Ohne eine sichere Gesamtfinanzierung mit privater Defizitgarantie müsse die Schweiz auf die Durchführung des Grossanlasses verzichten, teilte die Wirtschafts-, Energie- und Umweltdirektion am Donnerstag mit.
In der Tat sehen die Promotoren eine privat finanzierte Defizitgarantie von 200 Millionen Franken vor.
Weiter erwartet der Kanton Bern vom Bund auch einen engen Einbezug in das Projekt und eine frühzeitige Präzisierung der kantonalen Kostenverteilung. Dies sei wichtig für mögliche Volksabstimmungen in den Austragungskantonen.

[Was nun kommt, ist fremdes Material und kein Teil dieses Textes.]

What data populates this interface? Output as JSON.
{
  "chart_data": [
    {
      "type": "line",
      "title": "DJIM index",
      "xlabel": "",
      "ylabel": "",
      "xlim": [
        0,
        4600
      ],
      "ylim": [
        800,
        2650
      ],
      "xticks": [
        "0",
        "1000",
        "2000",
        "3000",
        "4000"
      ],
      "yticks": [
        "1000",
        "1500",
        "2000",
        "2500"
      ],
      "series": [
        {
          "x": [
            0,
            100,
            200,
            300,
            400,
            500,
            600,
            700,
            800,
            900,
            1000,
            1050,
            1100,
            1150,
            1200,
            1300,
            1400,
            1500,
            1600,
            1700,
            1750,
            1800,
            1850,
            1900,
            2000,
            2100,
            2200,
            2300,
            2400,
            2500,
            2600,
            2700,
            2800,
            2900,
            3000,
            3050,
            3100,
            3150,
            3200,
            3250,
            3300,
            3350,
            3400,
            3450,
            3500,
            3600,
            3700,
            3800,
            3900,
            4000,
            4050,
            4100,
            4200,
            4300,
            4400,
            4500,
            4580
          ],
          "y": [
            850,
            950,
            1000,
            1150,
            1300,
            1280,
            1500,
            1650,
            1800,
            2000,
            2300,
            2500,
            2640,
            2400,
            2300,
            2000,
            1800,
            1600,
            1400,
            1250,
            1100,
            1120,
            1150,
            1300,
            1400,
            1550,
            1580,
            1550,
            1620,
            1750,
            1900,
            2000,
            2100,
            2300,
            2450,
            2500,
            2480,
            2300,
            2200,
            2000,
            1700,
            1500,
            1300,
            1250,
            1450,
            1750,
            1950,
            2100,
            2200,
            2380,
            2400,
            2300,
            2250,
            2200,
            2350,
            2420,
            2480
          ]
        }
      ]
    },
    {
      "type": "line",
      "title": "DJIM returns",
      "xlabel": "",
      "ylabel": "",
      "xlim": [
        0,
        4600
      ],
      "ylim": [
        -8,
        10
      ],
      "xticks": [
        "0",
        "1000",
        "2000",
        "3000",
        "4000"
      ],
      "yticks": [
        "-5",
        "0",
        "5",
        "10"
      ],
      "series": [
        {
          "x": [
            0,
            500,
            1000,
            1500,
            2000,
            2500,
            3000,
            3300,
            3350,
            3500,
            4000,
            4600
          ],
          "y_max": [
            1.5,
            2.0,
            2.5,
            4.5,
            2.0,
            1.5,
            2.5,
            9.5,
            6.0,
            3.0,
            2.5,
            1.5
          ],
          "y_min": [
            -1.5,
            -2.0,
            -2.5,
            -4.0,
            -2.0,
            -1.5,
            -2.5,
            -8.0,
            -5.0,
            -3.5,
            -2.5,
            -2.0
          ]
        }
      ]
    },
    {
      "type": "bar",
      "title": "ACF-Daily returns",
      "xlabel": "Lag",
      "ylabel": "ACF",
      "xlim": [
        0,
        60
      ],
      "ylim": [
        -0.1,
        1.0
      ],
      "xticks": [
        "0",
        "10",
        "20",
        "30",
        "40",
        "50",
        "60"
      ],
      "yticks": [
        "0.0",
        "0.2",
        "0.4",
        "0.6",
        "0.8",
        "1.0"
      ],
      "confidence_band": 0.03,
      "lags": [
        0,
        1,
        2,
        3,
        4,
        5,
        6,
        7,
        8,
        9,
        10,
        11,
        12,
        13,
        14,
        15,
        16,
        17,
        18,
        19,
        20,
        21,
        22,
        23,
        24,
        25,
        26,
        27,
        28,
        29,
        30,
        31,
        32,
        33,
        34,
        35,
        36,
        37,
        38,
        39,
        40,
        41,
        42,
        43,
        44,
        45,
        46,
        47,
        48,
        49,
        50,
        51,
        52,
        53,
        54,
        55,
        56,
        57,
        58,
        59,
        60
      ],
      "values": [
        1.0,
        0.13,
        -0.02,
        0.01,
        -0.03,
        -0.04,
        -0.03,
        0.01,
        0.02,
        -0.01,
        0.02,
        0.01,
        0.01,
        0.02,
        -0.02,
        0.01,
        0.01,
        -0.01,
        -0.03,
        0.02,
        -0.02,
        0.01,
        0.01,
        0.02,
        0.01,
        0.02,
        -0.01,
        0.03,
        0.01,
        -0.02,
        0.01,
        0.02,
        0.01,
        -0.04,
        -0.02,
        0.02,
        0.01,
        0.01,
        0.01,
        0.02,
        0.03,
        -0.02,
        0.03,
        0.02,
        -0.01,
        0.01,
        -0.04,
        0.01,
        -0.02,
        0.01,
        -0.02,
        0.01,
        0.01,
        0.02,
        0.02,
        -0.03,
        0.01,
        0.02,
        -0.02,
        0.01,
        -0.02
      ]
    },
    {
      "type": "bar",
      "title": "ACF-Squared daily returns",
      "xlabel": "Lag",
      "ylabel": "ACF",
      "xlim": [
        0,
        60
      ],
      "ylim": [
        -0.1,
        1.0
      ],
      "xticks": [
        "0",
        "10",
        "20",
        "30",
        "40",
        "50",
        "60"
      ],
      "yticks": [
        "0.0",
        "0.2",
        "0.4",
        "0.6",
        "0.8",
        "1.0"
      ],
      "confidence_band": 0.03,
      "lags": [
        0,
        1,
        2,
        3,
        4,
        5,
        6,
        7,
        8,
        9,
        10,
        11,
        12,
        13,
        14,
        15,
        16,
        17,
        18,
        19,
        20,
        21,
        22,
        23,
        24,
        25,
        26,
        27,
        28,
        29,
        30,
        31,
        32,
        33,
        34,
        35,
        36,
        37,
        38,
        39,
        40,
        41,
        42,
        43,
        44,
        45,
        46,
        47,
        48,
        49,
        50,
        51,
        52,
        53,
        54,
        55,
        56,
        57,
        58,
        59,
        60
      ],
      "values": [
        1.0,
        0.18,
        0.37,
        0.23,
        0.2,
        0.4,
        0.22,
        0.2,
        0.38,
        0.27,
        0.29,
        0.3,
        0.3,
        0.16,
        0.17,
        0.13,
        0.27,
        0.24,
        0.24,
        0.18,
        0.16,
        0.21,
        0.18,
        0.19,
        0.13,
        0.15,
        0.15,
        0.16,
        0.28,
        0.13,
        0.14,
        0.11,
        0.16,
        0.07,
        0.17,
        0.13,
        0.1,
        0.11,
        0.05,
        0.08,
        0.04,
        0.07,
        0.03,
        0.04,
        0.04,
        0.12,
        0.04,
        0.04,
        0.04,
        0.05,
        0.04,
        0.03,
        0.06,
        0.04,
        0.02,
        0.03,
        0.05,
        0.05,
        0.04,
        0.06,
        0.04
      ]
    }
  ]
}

Olympiakandidaturen haben in der Schweiz nämlich nicht immer einen leichten Stand. Viele scheiterten bereits, manche schon in frühem Stadium. So verwarfen die Berner Stimmberechtigten 2002 hochkant die Kandidatur «Bern-Montreux» für die Winterspiele 2010.
Insgesamt begrüsst der Regierungsrat den Entwurf des Bundesratsbeschlusses zur Unterstützung der Schweizer Kandidatur für 2038.
Die Berner Kantonsregierung sieht in dem Grossanlass «eine substanzielle Chance für Sport, Tourismus, Regionalentwicklung und gesellschaftlichen Zusammenhalt».
Der Regierungsrat würdigt in seiner Antwort zur Vernehmlassung besonders den dezentralen Austragungsansatz und das klare Bekenntnis zur Nutzung bestehender Infrastrukturen.
Gemäss Konzept sollen mit der Schlussfeier der Olympischen Spiele und der Eröffnungs- und Schlusszeremonie der Paralympischen Spiele zentrale Festakte im Kanton Bern stattfinden.